Repercusiones en la identidad colectiva
La afición mexicana ha demostrado una capacidad notable para transformar derrotas en narrativas de resiliencia, como ocurrió después del Mundial de 2010. No obstante, la reiteración de resultados similares erosiona gradualmente la confianza en las instituciones deportivas. El comentario de Sheinbaum sobre sentirse orgullosa pese a no ser experta busca contrarrestar esa fatiga emocional, pero también revela la necesidad de alinear expectativas realistas con inversiones sostenidas en infraestructura.
Estudios realizados por la Universidad Nacional Autónoma de México sobre el impacto del fútbol en la cohesión social indican que las selecciones nacionales actúan como catalizadores de identidad regional, especialmente en estados con menor acceso a instalaciones deportivas profesionales. Una política que extienda escuelas deportivas a zonas rurales podría amplificar este efecto más allá del ciclo mundialista.
Perspectivas de transformación estructural
La promesa de insistir ante la Federación para priorizar la formación de talentos abre la puerta a alianzas público-privadas similares a las implementadas en Argentina tras el Mundial de 2018. Allí, el gobierno nacional estableció convenios con clubes para financiar academias regionales, lo que incrementó el número de jugadores exportados a Europa en un 35 por ciento durante los cinco años siguientes. Si México sigue esta ruta, el efecto podría reflejarse en selecciones sub-20 y sub-17 con mayor capacidad competitiva.
El riesgo principal radica en que el apoyo presidencial se limite a declaraciones sin acompañamiento presupuestal concreto. La experiencia de programas deportivos anteriores, como el Sistema Nacional de Selecciones Juveniles creado en 2006, demuestra que la falta de continuidad administrativa diluye los resultados a mediano plazo. La actual administración tiene la oportunidad de evitar ese patrón al vincular el discurso con indicadores medibles de avance en infraestructura y becas para jóvenes talentos.

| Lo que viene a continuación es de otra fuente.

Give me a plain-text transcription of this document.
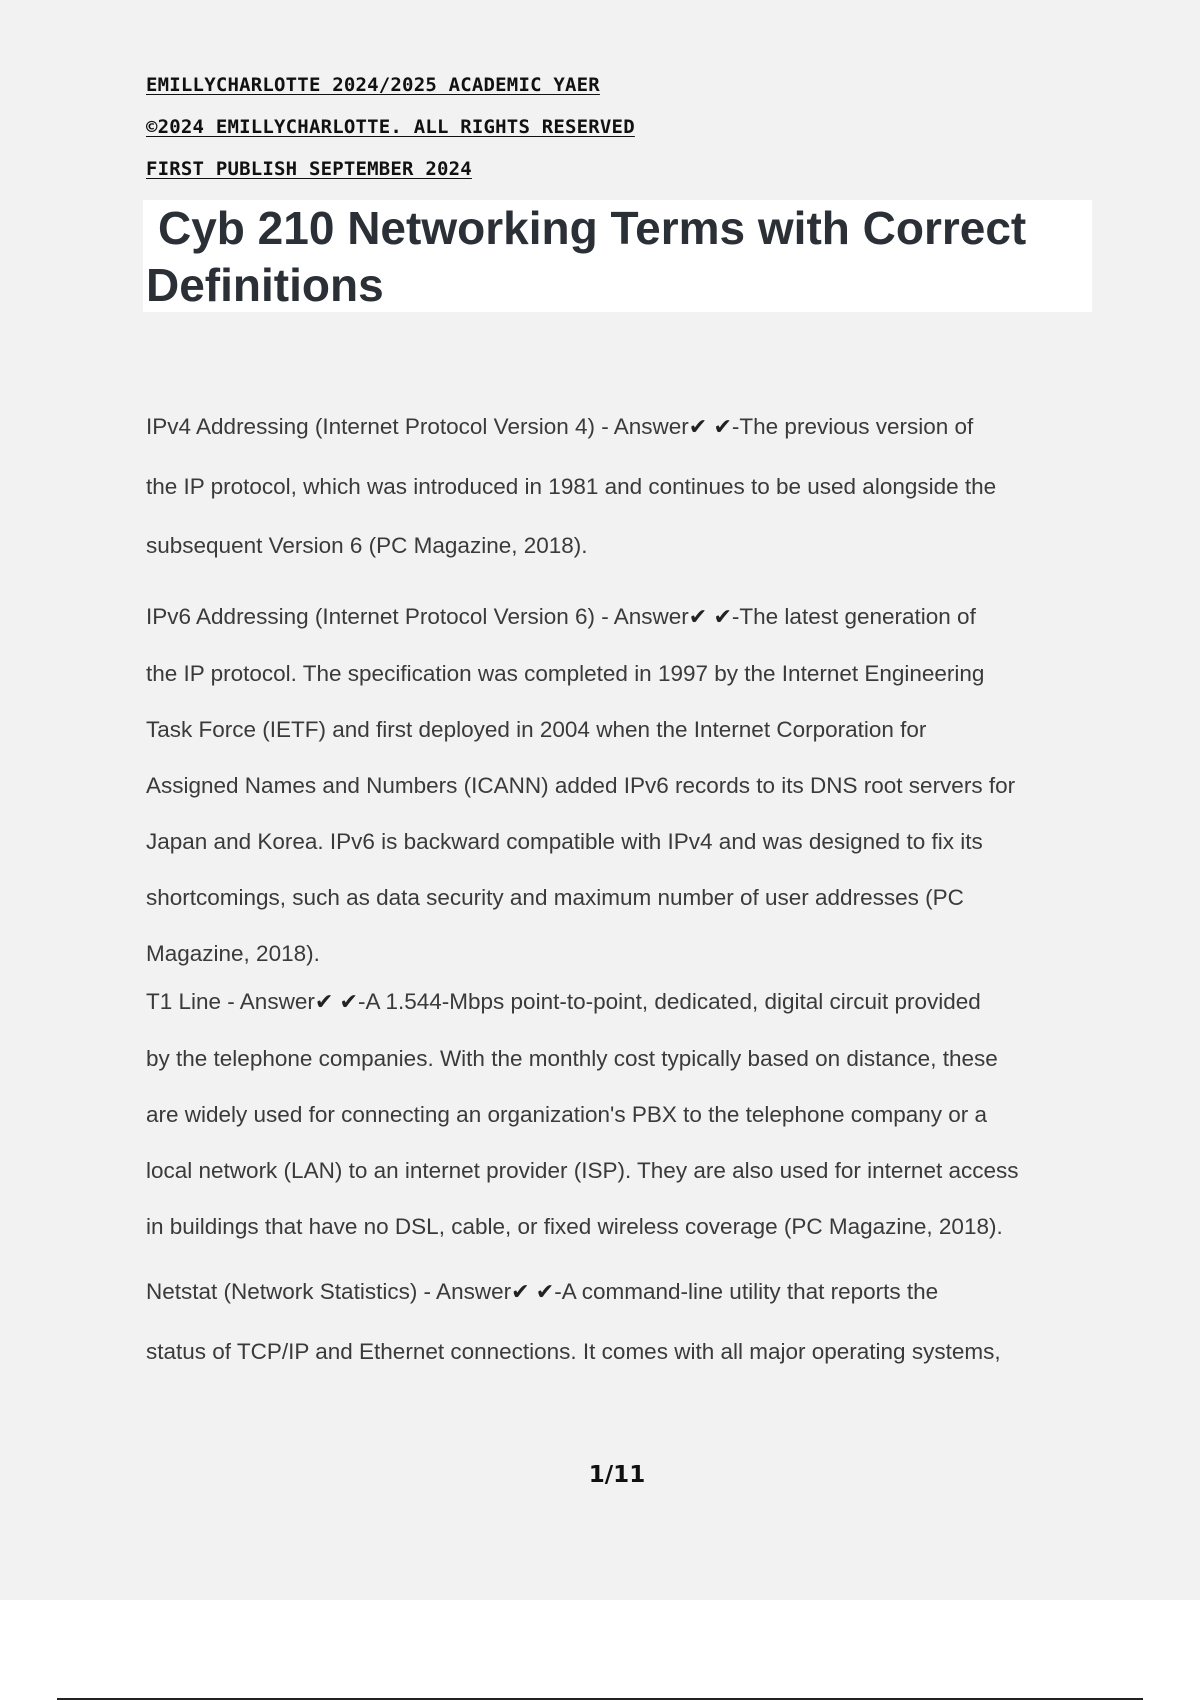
EMILLYCHARLOTTE 2024/2025 ACADEMIC YAER
©2024 EMILLYCHARLOTTE. ALL RIGHTS RESERVED
FIRST PUBLISH SEPTEMBER 2024
Cyb 210 Networking Terms with Correct
Definitions
IPv4 Addressing (Internet Protocol Version 4) - Answer✔ ✔-The previous version of
the IP protocol, which was introduced in 1981 and continues to be used alongside the
subsequent Version 6 (PC Magazine, 2018).
IPv6 Addressing (Internet Protocol Version 6) - Answer✔ ✔-The latest generation of
the IP protocol. The specification was completed in 1997 by the Internet Engineering
Task Force (IETF) and first deployed in 2004 when the Internet Corporation for
Assigned Names and Numbers (ICANN) added IPv6 records to its DNS root servers for
Japan and Korea. IPv6 is backward compatible with IPv4 and was designed to fix its
shortcomings, such as data security and maximum number of user addresses (PC
Magazine, 2018).
T1 Line - Answer✔ ✔-A 1.544-Mbps point-to-point, dedicated, digital circuit provided
by the telephone companies. With the monthly cost typically based on distance, these
are widely used for connecting an organization's PBX to the telephone company or a
local network (LAN) to an internet provider (ISP). They are also used for internet access
in buildings that have no DSL, cable, or fixed wireless coverage (PC Magazine, 2018).
Netstat (Network Statistics) - Answer✔ ✔-A command-line utility that reports the
status of TCP/IP and Ethernet connections. It comes with all major operating systems,
1/11
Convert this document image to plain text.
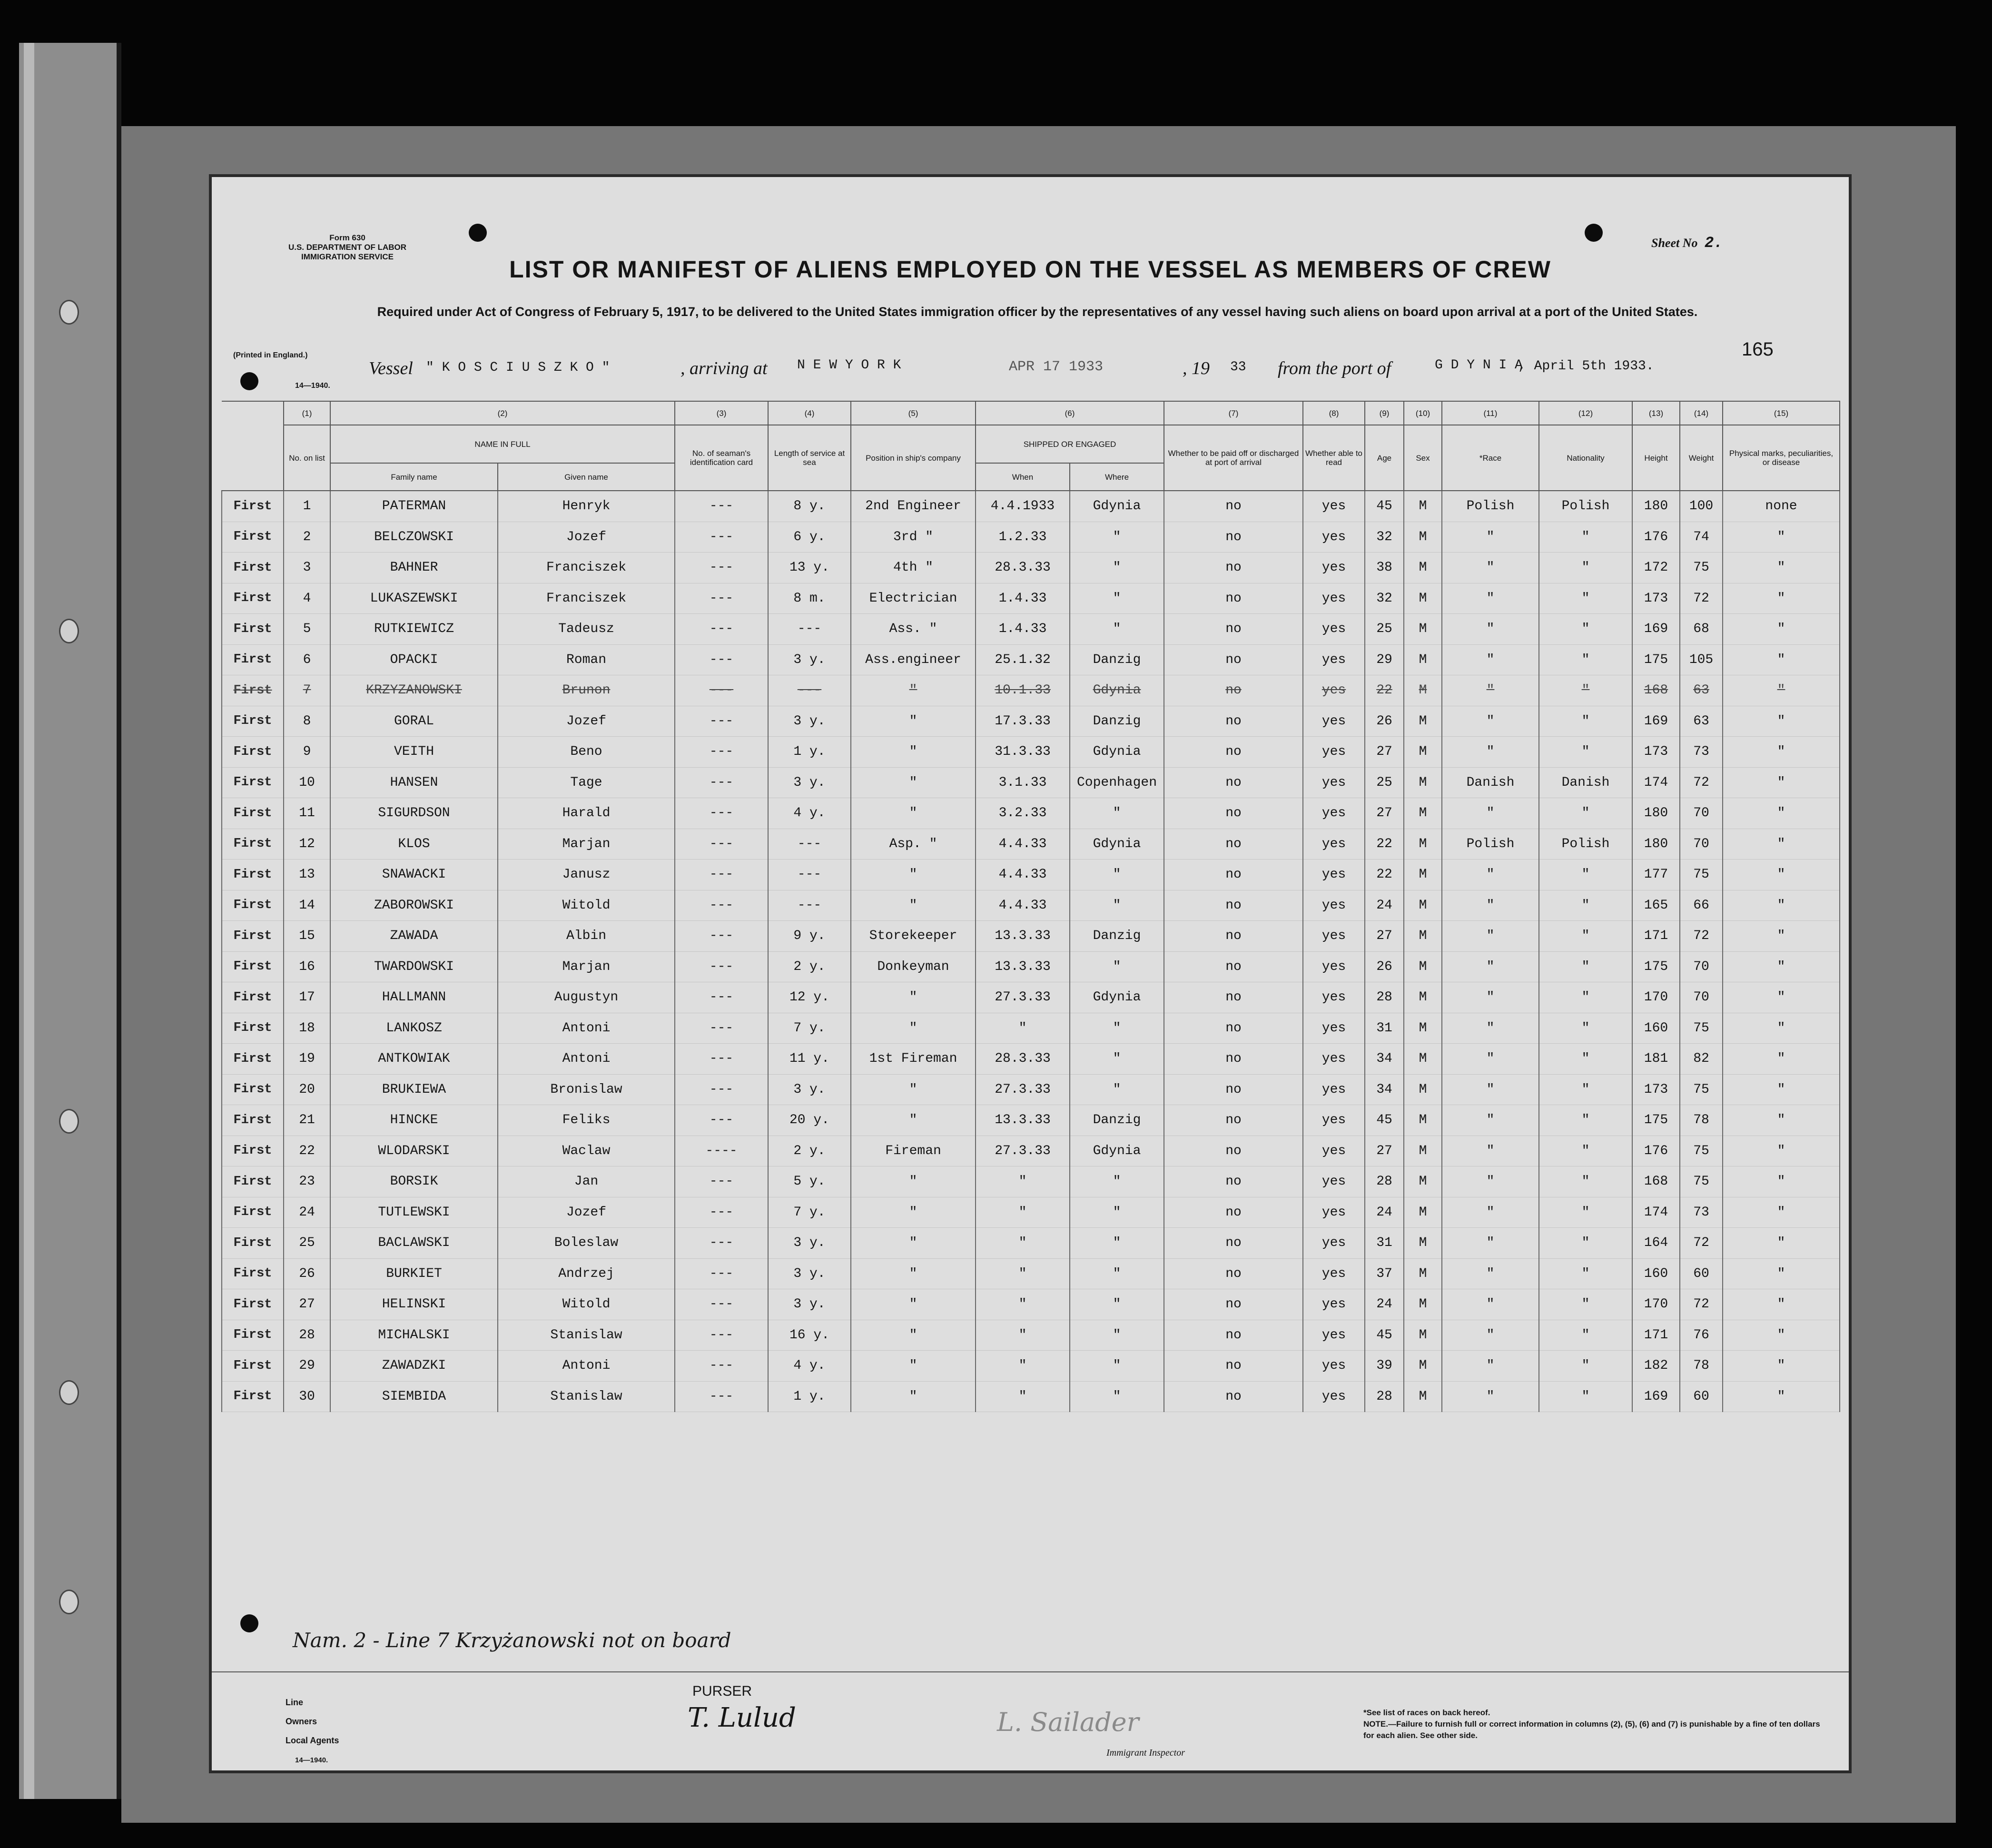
Form 630
U.S. DEPARTMENT OF LABOR
IMMIGRATION SERVICE
Sheet No 2.
LIST OR MANIFEST OF ALIENS EMPLOYED ON THE VESSEL AS MEMBERS OF CREW
Required under Act of Congress of February 5, 1917, to be delivered to the United States immigration officer by the representatives of any vessel having such aliens on board upon arrival at a port of the United States.
(Printed in England.)
14—1940.
165
Vessel " K O S C I U S Z K O "	, arriving at N E W Y O R K	APR 17 1933	, 19 33 from the port of	G D Y N I A
, April 5th 1933.
	(1)	(2)		(3)	(4)	(5)	(6)		(7)	(8)	(9)	(10)	(11)	(12)	(13)	(14)	(15)
	No. on list	NAME IN FULL		No. of seaman's identification card	Length of service at sea	Position in ship's company	SHIPPED OR ENGAGED		Whether to be paid off or discharged at port of arrival	Whether able to read	Age	Sex	*Race	Nationality	Height	Weight	Physical marks, peculiarities, or disease
		Family name	Given name				When	Where									
First	1	PATERMAN	Henryk	---	8 y.	2nd Engineer	4.4.1933	Gdynia	no	yes	45	M	Polish	Polish	180	100	none
First	2	BELCZOWSKI	Jozef	---	6 y.	3rd "	1.2.33	"	no	yes	32	M	"	"	176	74	"
First	3	BAHNER	Franciszek	---	13 y.	4th "	28.3.33	"	no	yes	38	M	"	"	172	75	"
First	4	LUKASZEWSKI	Franciszek	---	8 m.	Electrician	1.4.33	"	no	yes	32	M	"	"	173	72	"
First	5	RUTKIEWICZ	Tadeusz	---	---	Ass. "	1.4.33	"	no	yes	25	M	"	"	169	68	"
First	6	OPACKI	Roman	---	3 y.	Ass.engineer	25.1.32	Danzig	no	yes	29	M	"	"	175	105	"
First	7	KRZYZANOWSKI	Brunon	---	---	"	10.1.33	Gdynia	no	yes	22	M	"	"	168	63	"
First	8	GORAL	Jozef	---	3 y.	"	17.3.33	Danzig	no	yes	26	M	"	"	169	63	"
First	9	VEITH	Beno	---	1 y.	"	31.3.33	Gdynia	no	yes	27	M	"	"	173	73	"
First	10	HANSEN	Tage	---	3 y.	"	3.1.33	Copenhagen	no	yes	25	M	Danish	Danish	174	72	"
First	11	SIGURDSON	Harald	---	4 y.	"	3.2.33	"	no	yes	27	M	"	"	180	70	"
First	12	KLOS	Marjan	---	---	Asp. "	4.4.33	Gdynia	no	yes	22	M	Polish	Polish	180	70	"
First	13	SNAWACKI	Janusz	---	---	"	4.4.33	"	no	yes	22	M	"	"	177	75	"
First	14	ZABOROWSKI	Witold	---	---	"	4.4.33	"	no	yes	24	M	"	"	165	66	"
First	15	ZAWADA	Albin	---	9 y.	Storekeeper	13.3.33	Danzig	no	yes	27	M	"	"	171	72	"
First	16	TWARDOWSKI	Marjan	---	2 y.	Donkeyman	13.3.33	"	no	yes	26	M	"	"	175	70	"
First	17	HALLMANN	Augustyn	---	12 y.	"	27.3.33	Gdynia	no	yes	28	M	"	"	170	70	"
First	18	LANKOSZ	Antoni	---	7 y.	"	"	"	no	yes	31	M	"	"	160	75	"
First	19	ANTKOWIAK	Antoni	---	11 y.	1st Fireman	28.3.33	"	no	yes	34	M	"	"	181	82	"
First	20	BRUKIEWA	Bronislaw	---	3 y.	"	27.3.33	"	no	yes	34	M	"	"	173	75	"
First	21	HINCKE	Feliks	---	20 y.	"	13.3.33	Danzig	no	yes	45	M	"	"	175	78	"
First	22	WLODARSKI	Waclaw	----	2 y.	Fireman	27.3.33	Gdynia	no	yes	27	M	"	"	176	75	"
First	23	BORSIK	Jan	---	5 y.	"	"	"	no	yes	28	M	"	"	168	75	"
First	24	TUTLEWSKI	Jozef	---	7 y.	"	"	"	no	yes	24	M	"	"	174	73	"
First	25	BACLAWSKI	Boleslaw	---	3 y.	"	"	"	no	yes	31	M	"	"	164	72	"
First	26	BURKIET	Andrzej	---	3 y.	"	"	"	no	yes	37	M	"	"	160	60	"
First	27	HELINSKI	Witold	---	3 y.	"	"	"	no	yes	24	M	"	"	170	72	"
First	28	MICHALSKI	Stanislaw	---	16 y.	"	"	"	no	yes	45	M	"	"	171	76	"
First	29	ZAWADZKI	Antoni	---	4 y.	"	"	"	no	yes	39	M	"	"	182	78	"
First	30	SIEMBIDA	Stanislaw	---	1 y.	"	"	"	no	yes	28	M	"	"	169	60	"
Nam. 2 - Line 7 Krzyżanowski not on board
Line
Owners
Local Agents
14—1940.
PURSER
T. Lulud	L. Sailader
Immigrant Inspector
*See list of races on back hereof.
NOTE.—Failure to furnish full or correct information in columns (2), (5), (6) and (7) is punishable by a fine of ten dollars for each alien. See other side.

En última instancia, el análisis del episodio trasciende el resultado deportivo. Representa un punto de inflexión donde el poder ejecutivo reconoce el fútbol como herramienta de política pública, con potencial para influir en la salud física de la población joven y en la proyección internacional del país a través del deporte. La evolución de estas iniciativas determinará si el orgullo expresado por Sheinbaum se convierte en un legado estructural o permanece como un momento aislado de aliento colectivo.